Ok, seriously, when people say shit like this, it makes me wonder if they REALLY know what neglect looks like.
What?! If leaving your newborn with NO LEGAL GUARDIAN equipped to make important medical decisions during OPEN HEART SURGERY isn't neglect, what is?
Exactly! You never know what can happy during a big sugery like this. There is something wrong with you if you don't see that staying is the only option.
I'm surprised the hospital is ok w no parent/guardian present for decisions that may need to be made quickly. I suppose they can keep cell phone nearby for a call, but this is just weird to me (note- I don't have kids and don't know the hospital rules on being physically on site).

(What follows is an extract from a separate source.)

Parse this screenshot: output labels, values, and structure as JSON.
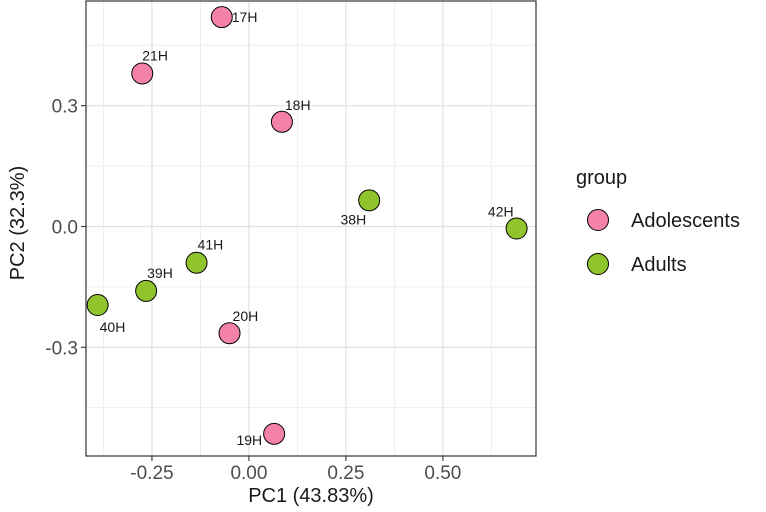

As to paternity, that has nothing to do w this situation at all. I get that you probably added it in just to show brother's behavior pattern but I kind of bristle at the implication that he can't/shouldn't be stepping up to parent the kid if it's not his biologically.
As to paternity, that has nothing to do w this situation at all. I get that you probably added it in just to show brother's behavior pattern but I kind of bristle at the implication that he can't/shouldn't be stepping up to parent the kid if it's not his biologically.
I never implied that he shouldn't step up. In fact I'm surprised he's not taking more responsibility for the baby because, you know, he's planning on not being at the hospital at a very important time.